Jules Verne

Une voie, droite comme celle du Pirée, reliait à la mer cette Athènes du Nord. Vers l'ouest s'allongeaient les belles plages de Newhaven et de Porto-Bello, dont le sable teignait en jaune les premières lames du ressac. Au large, quelques chaloupes animaient les eaux du golfe, et deux ou trois steamers empanachaient le ciel d'un cône de fumée noire. Puis, au-delà, verdoyait l'immense campagne. De modestes collines bossuaient çà et là la plaine. Au nord, les Lomond-Hills, dans l'ouest, le Ben-Lomond et le Ben-Ledi réverbéraient les rayons solaires, comme si des glaces éternelles en eussent tapissé les cimes.

Nell ne pouvait parler. Ses lèvres ne murmuraient que des mots vagues. Ses bras frémissaient. Sa tête était prise de vertiges. Un instant, ses forces l'abandonnèrent. Dans cet air si pur, devant ce spectacle sublime, elle se sentit tout à coup faiblir, et tomba sans connaissance dans les bras d'Harry, prêts à la recevoir.

Cette jeune fille, dont la vie s'était écoulée jusqu'alors dans les entrailles du massif terrestre, avait enfin contemplé ce qui constitue presque tout l'univers, tel que l'ont fait le Créateur et l'homme. Ses regards, après avoir plané sur la ville et sur la campagne, venaient de s'étendre, pour la première fois, sur l'immensité de la mer et l'infini du ciel.

XVIII

Du lac Lomond au lac Katrine

Harry portant Nell dans ses bras, suivi de James Starr et de Jack Ryan, redescendit les pentes d'Arthur-Seat. Après quelques heures de repos et un déjeuner réconfortant qui fut pris à Lambret's-Hotel, on songea à compléter l'excursion par une promenade à travers le pays des lacs.

Nell avait recouvré ses forces. Ses yeux pouvaient désormais s'ouvrir tout grands à la lumière, et ses poumons aspirer largement cet air vivifiant et salubre. Le vert des arbres, la nuance variée des plantes, l'azur du ciel, avaient déployé devant ses regards la gamme des couleurs.

Le train qu'ils prirent à Général railway station, conduisit Nell et ses compagnons à Glasgow. Là, du dernier pont jeté sur la Clyde, ils purent admirer le curieux mouvement maritime du fleuve. Puis, ils passèrent la nuit à Comrie's Royal-hôtel.

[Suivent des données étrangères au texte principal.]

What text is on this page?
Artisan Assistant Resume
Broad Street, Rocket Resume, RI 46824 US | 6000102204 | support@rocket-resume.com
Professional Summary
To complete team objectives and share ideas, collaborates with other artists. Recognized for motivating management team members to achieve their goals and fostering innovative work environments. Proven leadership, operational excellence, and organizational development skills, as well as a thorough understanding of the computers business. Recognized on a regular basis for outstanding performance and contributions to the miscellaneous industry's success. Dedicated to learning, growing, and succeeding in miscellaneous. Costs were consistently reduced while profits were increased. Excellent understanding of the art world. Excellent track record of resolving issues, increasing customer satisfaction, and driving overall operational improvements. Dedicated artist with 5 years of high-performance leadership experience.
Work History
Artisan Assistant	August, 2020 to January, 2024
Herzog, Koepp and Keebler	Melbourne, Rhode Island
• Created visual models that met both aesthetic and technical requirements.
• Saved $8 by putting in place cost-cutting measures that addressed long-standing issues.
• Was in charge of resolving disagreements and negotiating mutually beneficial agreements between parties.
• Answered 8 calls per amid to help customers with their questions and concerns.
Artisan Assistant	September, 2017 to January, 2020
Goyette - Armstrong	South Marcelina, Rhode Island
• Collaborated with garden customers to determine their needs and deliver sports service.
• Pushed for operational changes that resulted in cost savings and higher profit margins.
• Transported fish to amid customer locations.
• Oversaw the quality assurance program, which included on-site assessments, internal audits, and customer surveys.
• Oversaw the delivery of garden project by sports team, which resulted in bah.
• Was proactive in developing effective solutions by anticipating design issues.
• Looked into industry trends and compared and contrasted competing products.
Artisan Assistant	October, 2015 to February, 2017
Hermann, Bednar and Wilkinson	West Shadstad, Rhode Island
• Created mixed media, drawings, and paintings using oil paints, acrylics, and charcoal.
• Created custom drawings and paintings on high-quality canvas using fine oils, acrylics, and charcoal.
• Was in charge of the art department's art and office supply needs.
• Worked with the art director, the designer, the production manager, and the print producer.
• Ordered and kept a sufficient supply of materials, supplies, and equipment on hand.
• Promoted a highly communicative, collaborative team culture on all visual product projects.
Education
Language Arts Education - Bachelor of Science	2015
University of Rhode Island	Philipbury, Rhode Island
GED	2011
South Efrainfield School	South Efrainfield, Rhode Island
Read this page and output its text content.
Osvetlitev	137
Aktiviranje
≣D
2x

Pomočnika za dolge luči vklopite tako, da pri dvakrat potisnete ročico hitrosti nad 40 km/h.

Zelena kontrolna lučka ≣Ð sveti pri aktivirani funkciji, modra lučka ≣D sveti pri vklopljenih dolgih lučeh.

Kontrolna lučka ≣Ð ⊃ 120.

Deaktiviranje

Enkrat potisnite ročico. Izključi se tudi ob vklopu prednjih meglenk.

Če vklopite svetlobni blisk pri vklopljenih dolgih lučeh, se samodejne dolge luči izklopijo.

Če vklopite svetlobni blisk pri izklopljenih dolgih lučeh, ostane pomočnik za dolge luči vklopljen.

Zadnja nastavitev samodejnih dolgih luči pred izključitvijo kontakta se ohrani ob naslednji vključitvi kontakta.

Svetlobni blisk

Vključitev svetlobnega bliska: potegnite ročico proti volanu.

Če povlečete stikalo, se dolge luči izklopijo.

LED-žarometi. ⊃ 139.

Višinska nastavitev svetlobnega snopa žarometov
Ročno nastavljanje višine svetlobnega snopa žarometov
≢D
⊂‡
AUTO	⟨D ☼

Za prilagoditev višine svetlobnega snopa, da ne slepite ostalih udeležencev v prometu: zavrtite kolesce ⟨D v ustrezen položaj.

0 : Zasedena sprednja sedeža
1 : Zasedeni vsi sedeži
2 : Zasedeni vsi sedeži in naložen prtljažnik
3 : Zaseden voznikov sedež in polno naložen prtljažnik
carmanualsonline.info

Le lendemain, de la gare d'« Édimbourg and Glasgow railway », le train devait les conduire rapidement, par Dumbarton et Balloch, à l'extrémité méridionale du lac Lomond.

« C'est là le pays de Rob Roy et de Fergus Mac Gregor ! s'écria James Starr, le territoire si poétiquement célébré par Walter Scott ! -- Tu ne connais pas ce pays, Jack ?

-- Je le connais par ses chansons, monsieur Starr, répondit Jack Ryan, et, lorsqu'un pays a été si bien chanté, il doit être superbe !

-- Il l'est, en effet, s'écria l'ingénieur, et notre chère Nell en conservera le meilleur souvenir !

-- Avec un guide tel que vous, monsieur Starr, répondit Harry, ce sera double profit, car vous nous raconterez l'histoire du pays pendant que nous le regarderons.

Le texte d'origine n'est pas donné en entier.